Você já percebeu como a palavra “segredo” muda completamente a atenção das pessoas? Não é apenas curiosidade. É instinto. Quando o nome Anita Harley, dona de um patrimônio de mais de R$ 2 bilhões e em coma profundo desde 2016, aparece com testamento, herança e Pernambucanas, o interesse cresce porque existe algo maior por trás. Não se trata só de uma história. Trata-se de poder, dinheiro e continuidade. E, principalmente, do que acontece quando esse conjunto perde direção.

Eu vejo isso com frequência no mercado. Já estive em situações em que o maior problema de uma empresa não era faturamento, nem produto, nem equipe. Era desalinhamento entre sócios ou herdeiros. Aliás, é 50% dos problemas de linha sucessória familiar em negócios.

Já acompanhei empresas sólidas começarem a se deteriorar lentamente por falta de acordo sobre decisões simples. Mas antes a família deteriorou. O problema nunca começa grande. Ele começa silencioso.

Ontem aconteceu um fato curioso: em uma reunião com uma executiva e herdeira de um dos maiores grupos familiares da América Latina, comecei parabenizando-a pela construção familiar das múltiplas frentes do grupo. Ela sutilmente olhou para baixo, em um claro sinal de aversão ao elogio. Mudei de assunto rapidamente.

Oliver Hart, Nobel de Economia, construiu sua carreira estudando contratos e governança. Ele mostra que, quando as regras não estão claras, os conflitos deixam de ser exceção e passam a ser inevitáveis. Em empresas familiares, isso ganha uma camada adicional de complexidade. Não são apenas decisões econômicas. São decisões carregadas de emoção, história e identidade.

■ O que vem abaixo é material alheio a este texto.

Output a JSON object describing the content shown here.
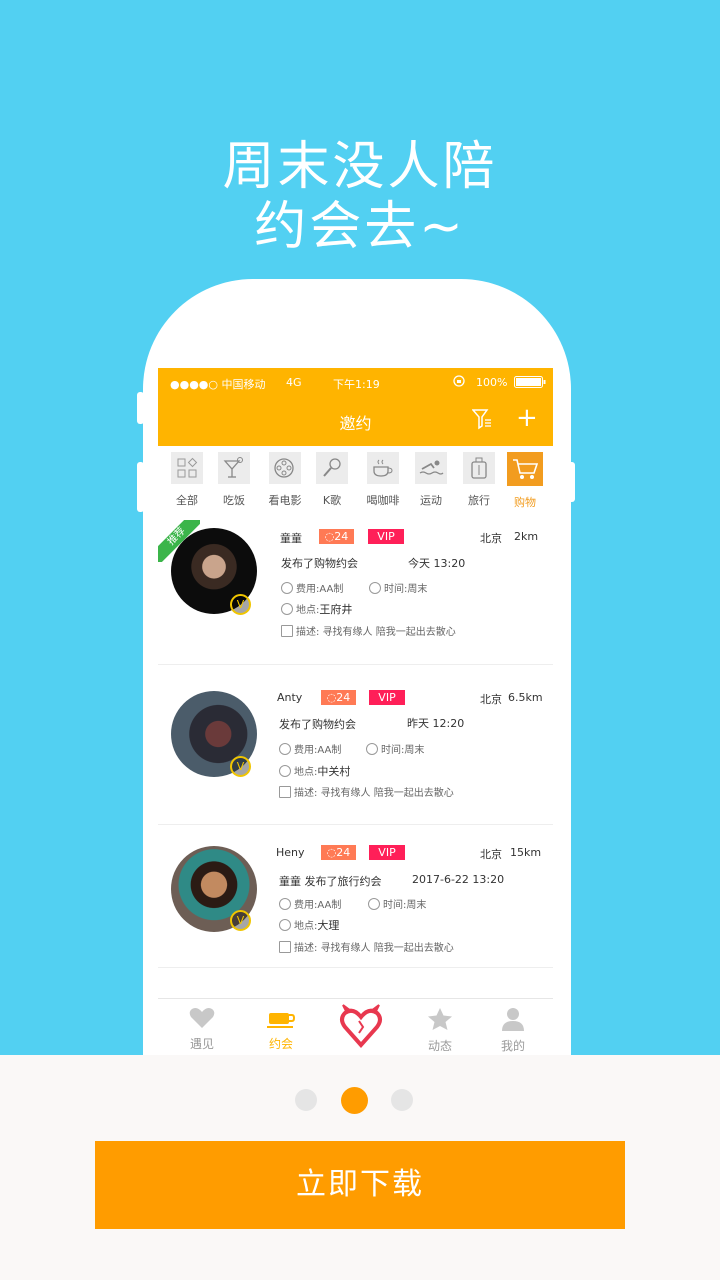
{
  "headline": {
    "line1": "周末没人陪",
    "line2": "约会去~"
  },
  "status_bar": {
    "carrier": "●●●●○ 中国移动",
    "network": "4G",
    "time": "下午1:19",
    "battery": "100%"
  },
  "nav": {
    "title": "邀约"
  },
  "categories": [
    {
      "label": "全部",
      "icon": "grid-icon"
    },
    {
      "label": "吃饭",
      "icon": "cocktail-icon"
    },
    {
      "label": "看电影",
      "icon": "film-reel-icon"
    },
    {
      "label": "K歌",
      "icon": "microphone-icon"
    },
    {
      "label": "喝咖啡",
      "icon": "coffee-icon"
    },
    {
      "label": "运动",
      "icon": "swimming-icon"
    },
    {
      "label": "旅行",
      "icon": "luggage-icon"
    },
    {
      "label": "购物",
      "icon": "cart-icon",
      "active": true
    }
  ],
  "posts": [
    {
      "recommended": "推荐",
      "name": "童童",
      "badge_count": "24",
      "vip": "VIP",
      "city": "北京",
      "distance": "2km",
      "action": "发布了购物约会",
      "time": "今天 13:20",
      "fee_label": "费用:",
      "fee": "AA制",
      "time_label": "时间:",
      "when": "周末",
      "place_label": "地点:",
      "place": "王府井",
      "desc_label": "描述:",
      "desc": "寻找有缘人 陪我一起出去散心"
    },
    {
      "name": "Anty",
      "badge_count": "24",
      "vip": "VIP",
      "city": "北京",
      "distance": "6.5km",
      "action": "发布了购物约会",
      "time": "昨天 12:20",
      "fee_label": "费用:",
      "fee": "AA制",
      "time_label": "时间:",
      "when": "周末",
      "place_label": "地点:",
      "place": "中关村",
      "desc_label": "描述:",
      "desc": "寻找有缘人 陪我一起出去散心"
    },
    {
      "name": "Heny",
      "badge_count": "24",
      "vip": "VIP",
      "city": "北京",
      "distance": "15km",
      "action": "童童 发布了旅行约会",
      "time": "2017-6-22 13:20",
      "fee_label": "费用:",
      "fee": "AA制",
      "time_label": "时间:",
      "when": "周末",
      "place_label": "地点:",
      "place": "大理",
      "desc_label": "描述:",
      "desc": "寻找有缘人 陪我一起出去散心"
    }
  ],
  "tabs": [
    {
      "label": "遇见",
      "icon": "heart-icon"
    },
    {
      "label": "约会",
      "icon": "coffee-cup-icon",
      "active": true
    },
    {
      "label": "",
      "icon": "devil-heart-logo-icon"
    },
    {
      "label": "动态",
      "icon": "star-icon"
    },
    {
      "label": "我的",
      "icon": "person-icon"
    }
  ],
  "pager": {
    "count": 3,
    "active": 2
  },
  "download_button": "立即下载",
  "colors": {
    "background": "#52d0f2",
    "accent": "#ffb400",
    "button": "#ff9c00",
    "vip": "#ff1f58",
    "badge": "#ff7a55"
  }
}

Ray Dalio aprofunda esse ponto ao analisar ambientes onde poder e dinheiro coexistem sem estrutura. Para ele, decisões emocionais são o maior risco para qualquer sistema econômico. Quando não há critérios claros, a racionalidade é substituída por disputas, percepções e interpretações. E isso corrói valor de forma contínua, mesmo sem crise aparente.

O caso envolvendo Anita Harley, agora em documentário, chama atenção justamente por isso. Ele não é apenas uma história sobre herança ou testamento. Ele representa um ponto de tensão que existe em muitas empresas e famílias. O encontro entre patrimônio acumulado e ausência de alinhamento estratégico. E esse encontro, na maioria das vezes, não termina bem.

Existe um erro recorrente em negócios que crescem rápido. Acreditar que a governança pode esperar. Que primeiro se constrói, depois se organiza. Na prática, acontece o contrário. Quanto maior for o patrimônio, maior será o custo de organizar depois. E quanto mais tempo passa, mais difícil se torna alinhar interesses.

A lição é objetiva, mas pouco aplicada. Empresas que crescem precisam estruturar governança antes que ela seja necessária. Definir regras quando ainda existe clareza. Criar acordos antes que surjam conflitos. Porque, quando o problema aparece de forma explícita, normalmente ele já está avançado demais para soluções simples.

E você, quantas vezes imaginou que ser bilionário elimina complexidade? Ou repetiu a velha frase de que é melhor ter problemas com dinheiro do que sem ele?

A questão muda quando o custo é destruir aquilo que sustenta qualquer legado: família e saúde.

No fim, não é sobre riqueza.

É sobre o que você está disposto a perder para mantê-la.